On Sat, Oct 15, 2011 at 1:23 AM, Gary Thomas <g...@mlbassoc.com> wrote:
> To be clear, moving from film to video, there would be no change of data
> within a single frame between the two interleaved halves.  I'm sure this
> was even true of old cameras, which were not digital capture devices being
> used to send interleaved analogue data.
>
>> You can see some of this in the [otherwise quite good] sequence of images
>> http://www.mlbassoc.com/misc/nemo-swapped-00001.png
>> ...
>> http://www.mlbassoc.com/misc/nemo-swapped-00062.png
>> * Frames being skipped &/or very stale data being reused - I think this is
>> a [user]
>> software problem.

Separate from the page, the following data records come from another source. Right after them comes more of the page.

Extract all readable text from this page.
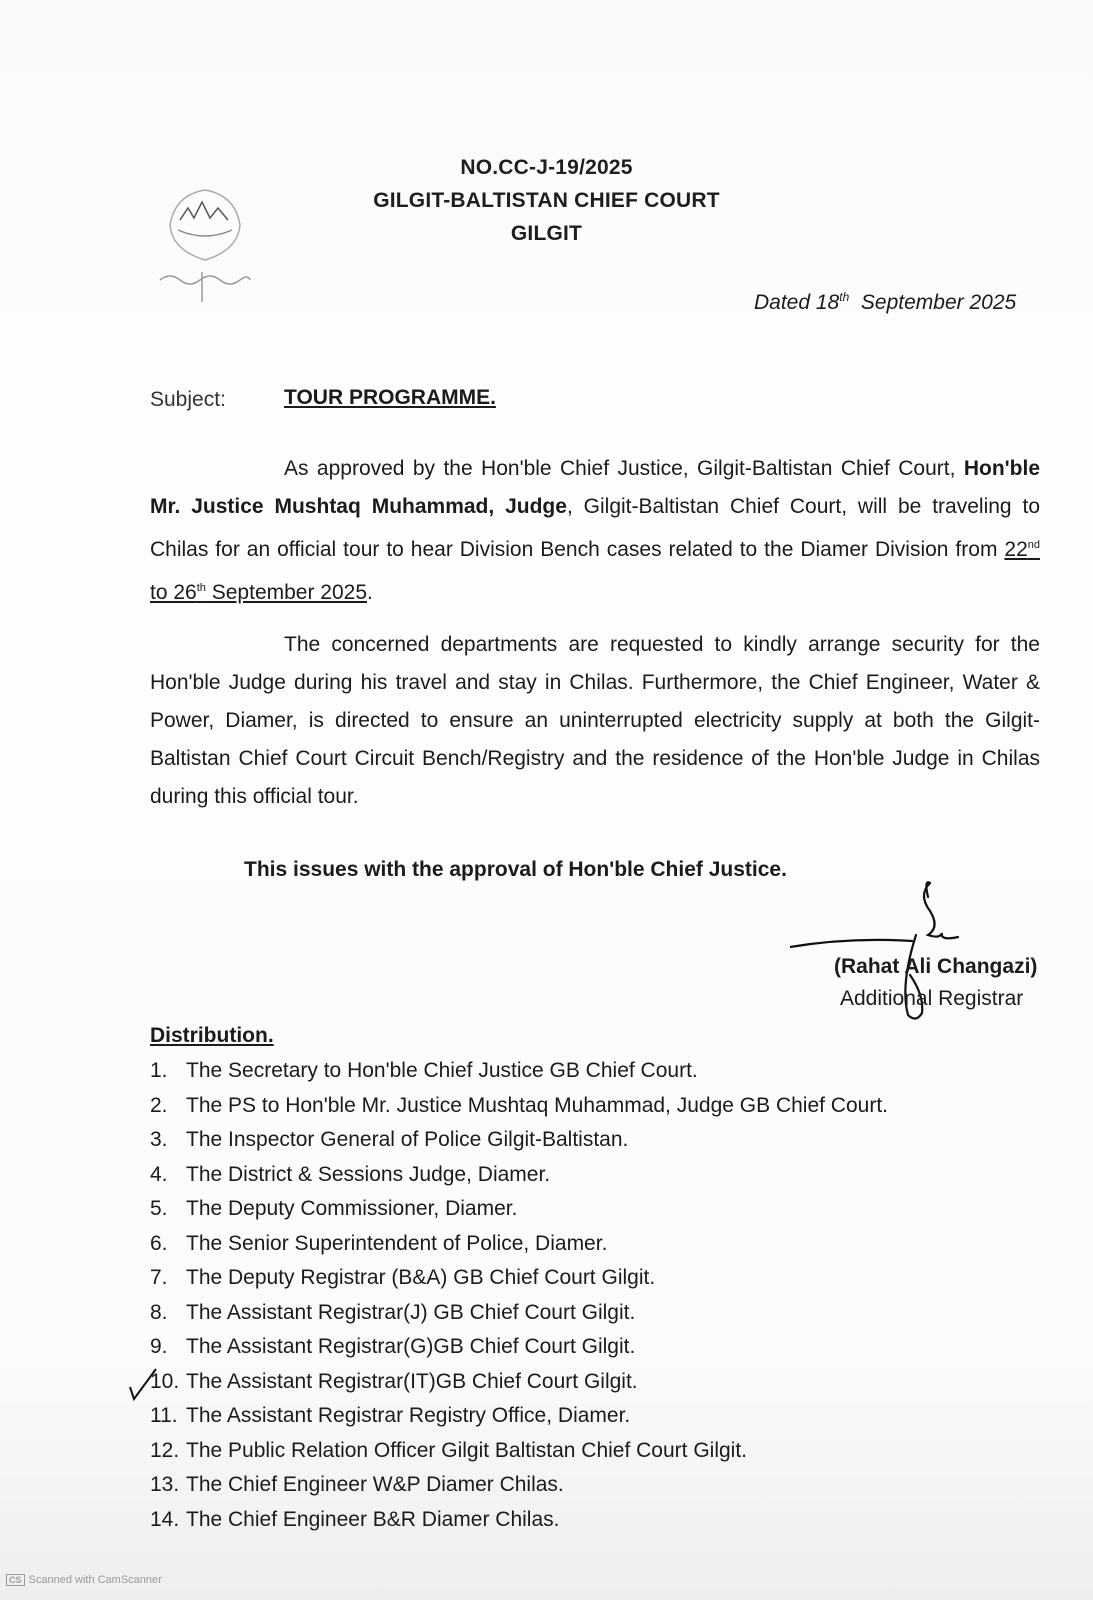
NO.CC-J-19/2025
GILGIT-BALTISTAN CHIEF COURT
GILGIT
Dated 18th September 2025
Subject:	TOUR PROGRAMME.
As approved by the Hon'ble Chief Justice, Gilgit-Baltistan Chief Court, Hon'ble Mr. Justice Mushtaq Muhammad, Judge, Gilgit-Baltistan Chief Court, will be traveling to Chilas for an official tour to hear Division Bench cases related to the Diamer Division from 22nd to 26th September 2025.
The concerned departments are requested to kindly arrange security for the Hon'ble Judge during his travel and stay in Chilas. Furthermore, the Chief Engineer, Water & Power, Diamer, is directed to ensure an uninterrupted electricity supply at both the Gilgit-Baltistan Chief Court Circuit Bench/Registry and the residence of the Hon'ble Judge in Chilas during this official tour.
This issues with the approval of Hon'ble Chief Justice.
(Rahat Ali Changazi)
Additional Registrar
Distribution.
1. The Secretary to Hon'ble Chief Justice GB Chief Court.
2. The PS to Hon'ble Mr. Justice Mushtaq Muhammad, Judge GB Chief Court.
3. The Inspector General of Police Gilgit-Baltistan.
4. The District & Sessions Judge, Diamer.
5. The Deputy Commissioner, Diamer.
6. The Senior Superintendent of Police, Diamer.
7. The Deputy Registrar (B&A) GB Chief Court Gilgit.
8. The Assistant Registrar(J) GB Chief Court Gilgit.
9. The Assistant Registrar(G)GB Chief Court Gilgit.
10. The Assistant Registrar(IT)GB Chief Court Gilgit.
11. The Assistant Registrar Registry Office, Diamer.
12. The Public Relation Officer Gilgit Baltistan Chief Court Gilgit.
13. The Chief Engineer W&P Diamer Chilas.
14. The Chief Engineer B&R Diamer Chilas.
CS Scanned with CamScanner
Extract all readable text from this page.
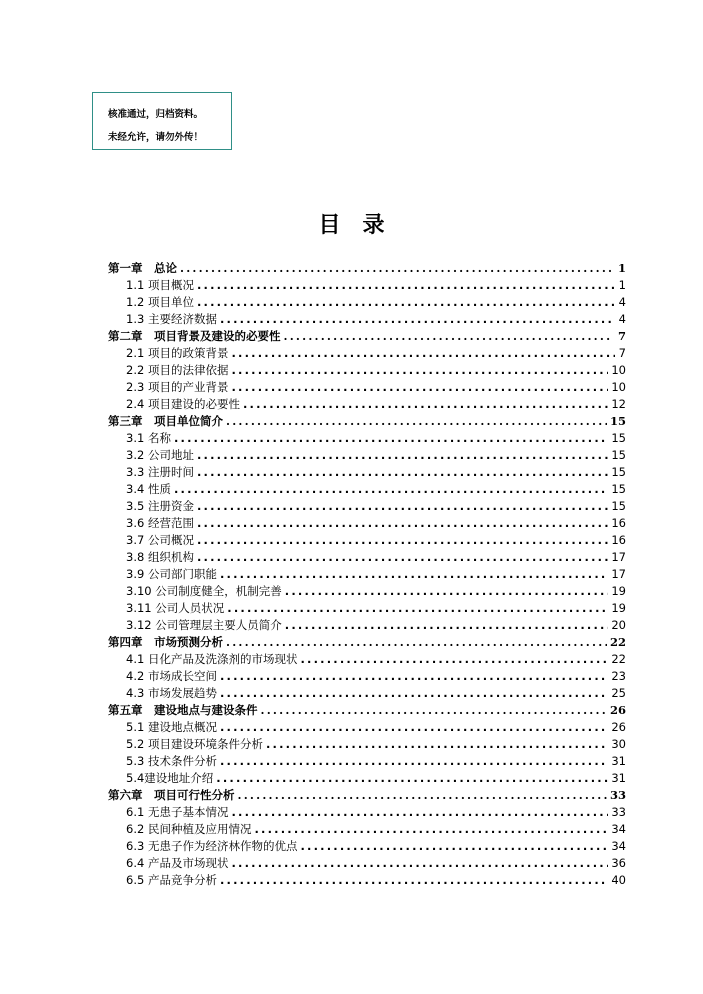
核准通过，归档资料。
未经允许，请勿外传！
目录
第一章　总论 .....	1
1.1 项目概况 .....	1
1.2 项目单位 .....	4
1.3 主要经济数据 .....	4
第二章　项目背景及建设的必要性 .....	7
2.1 项目的政策背景 .....	7
2.2 项目的法律依据 .....	10
2.3 项目的产业背景 .....	10
2.4 项目建设的必要性 .....	12
第三章　项目单位简介 .....	15
3.1 名称 .....	15
3.2 公司地址 .....	15
3.3 注册时间 .....	15
3.4 性质 .....	15
3.5 注册资金 .....	15
3.6 经营范围 .....	16
3.7 公司概况 .....	16
3.8 组织机构 .....	17
3.9 公司部门职能 .....	17
3.10 公司制度健全，机制完善 .....	19
3.11 公司人员状况 .....	19
3.12 公司管理层主要人员简介 .....	20
第四章　市场预测分析 .....	22
4.1 日化产品及洗涤剂的市场现状 .....	22
4.2 市场成长空间 .....	23
4.3 市场发展趋势 .....	25
第五章　建设地点与建设条件 .....	26
5.1 建设地点概况 .....	26
5.2 项目建设环境条件分析 .....	30
5.3 技术条件分析 .....	31
5.4建设地址介绍 .....	31
第六章　项目可行性分析 .....	33
6.1 无患子基本情况 .....	33
6.2 民间种植及应用情况 .....	34
6.3 无患子作为经济林作物的优点 .....	34
6.4 产品及市场现状 .....	36
6.5 产品竞争分析 .....	40
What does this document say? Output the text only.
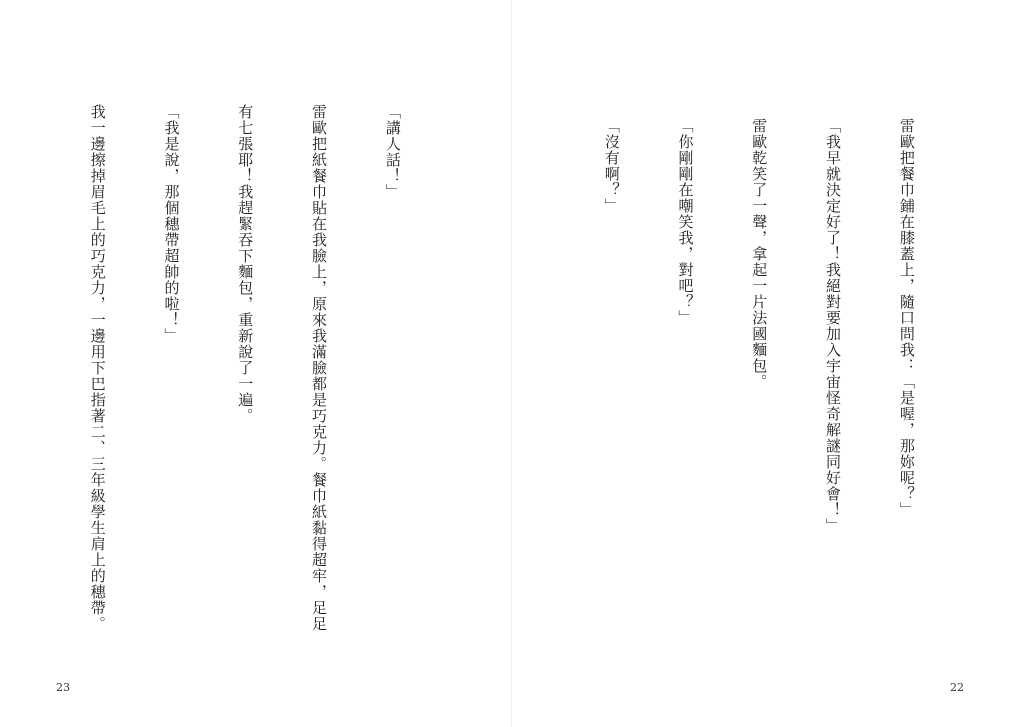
「講人話！」

雷歐把紙餐巾貼在我臉上，原來我滿臉都是巧克力。餐巾紙黏得超牢，足足

有七張耶！我趕緊吞下麵包，重新說了一遍。

「我是說，那個穗帶超帥的啦！」

我一邊擦掉眉毛上的巧克力，一邊用下巴指著二、三年級學生肩上的穗帶。

23

雷歐把餐巾鋪在膝蓋上，隨口問我：「是喔，那妳呢？」

「我早就決定好了！我絕對要加入宇宙怪奇解謎同好會！」

雷歐乾笑了一聲，拿起一片法國麵包。

「你剛剛在嘲笑我，對吧？」

「沒有啊？」

22
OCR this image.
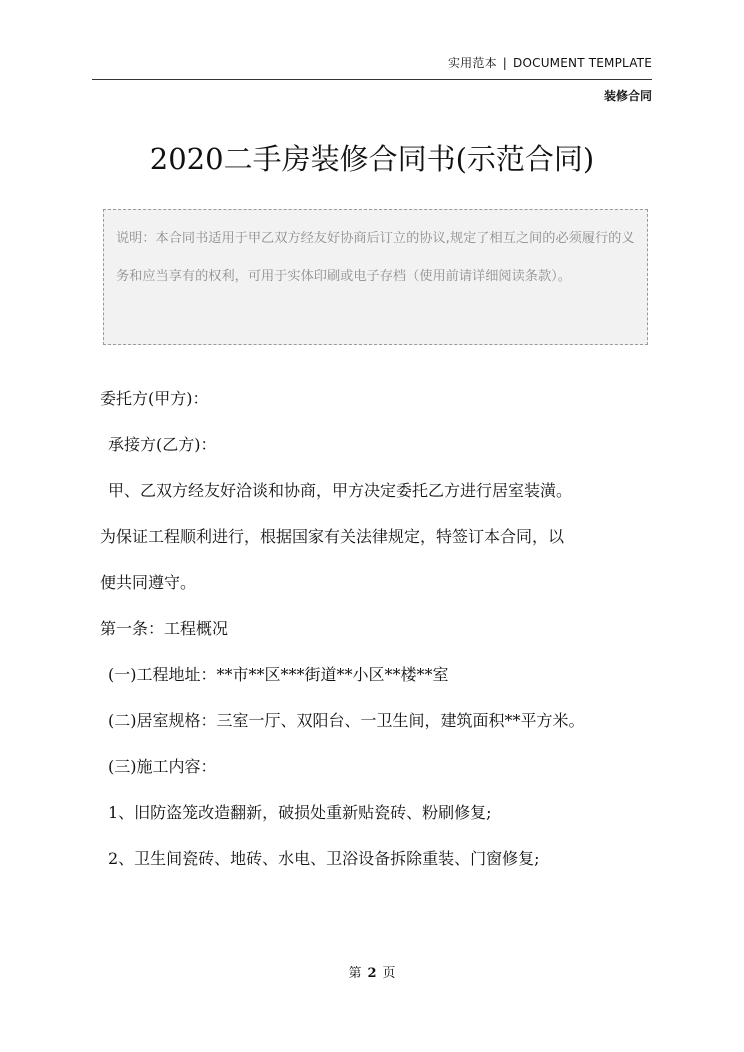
实用范本 | DOCUMENT TEMPLATE
装修合同
2020二手房装修合同书(示范合同)

说明：本合同书适用于甲乙双方经友好协商后订立的协议,规定了相互之间的必须履行的义务和应当享有的权利，可用于实体印刷或电子存档（使用前请详细阅读条款）。

委托方(甲方)：

承接方(乙方)：

甲、乙双方经友好洽谈和协商，甲方决定委托乙方进行居室装潢。

为保证工程顺利进行，根据国家有关法律规定，特签订本合同，以

便共同遵守。

第一条：工程概况

(一)工程地址：**市**区***街道**小区**楼**室

(二)居室规格：三室一厅、双阳台、一卫生间，建筑面积**平方米。

(三)施工内容：

1、旧防盗笼改造翻新，破损处重新贴瓷砖、粉刷修复;

2、卫生间瓷砖、地砖、水电、卫浴设备拆除重装、门窗修复;

第 2 页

The ISP driver assumes that it always has an empty
>> buffer to
>> move captured data into. Depending on the [user] program which is
>> consuming the
>> data, this may or not be true. In the case of ffmpeg, if I capture raw
>> images,
>> ffmpeg can almost always keep up and there is always a free buffer.
>> However, if
>> I have ffmpeg turn the raw frames into compressed video (mp4), nearly 1/2
>> of
>> the time, the ISP will run dry on buffers. I think I know how to fix this
>> (untested)
>> but it shows that some of the issues may be with the userland code we rely
>> on.
>
> In the case of ffmpeg capturing raw data, there were no times that the ISP
> driver
> wanted a buffer and failed to get one, at least when storing the frames in a
> RAM
> disk.  If stored to a physical device like MMC card, this might not be true.
>
> However, when ffmpeg is used to create an MP4 image, even to RAM disk,
> nearly 1/2
> of the time the ISP goes wanting, which certainly can't be good!

That is to be expected, it's not good but the worst thing that could
happen is that you will lose some frames, not fields (unless you are
losing interrupts too). So you will get laggy video, but with no
ghosting.

But i can't remember what the isp buffer code do when "out of buffer"
so i'm assuming it will do a sane thing (drop the current frame).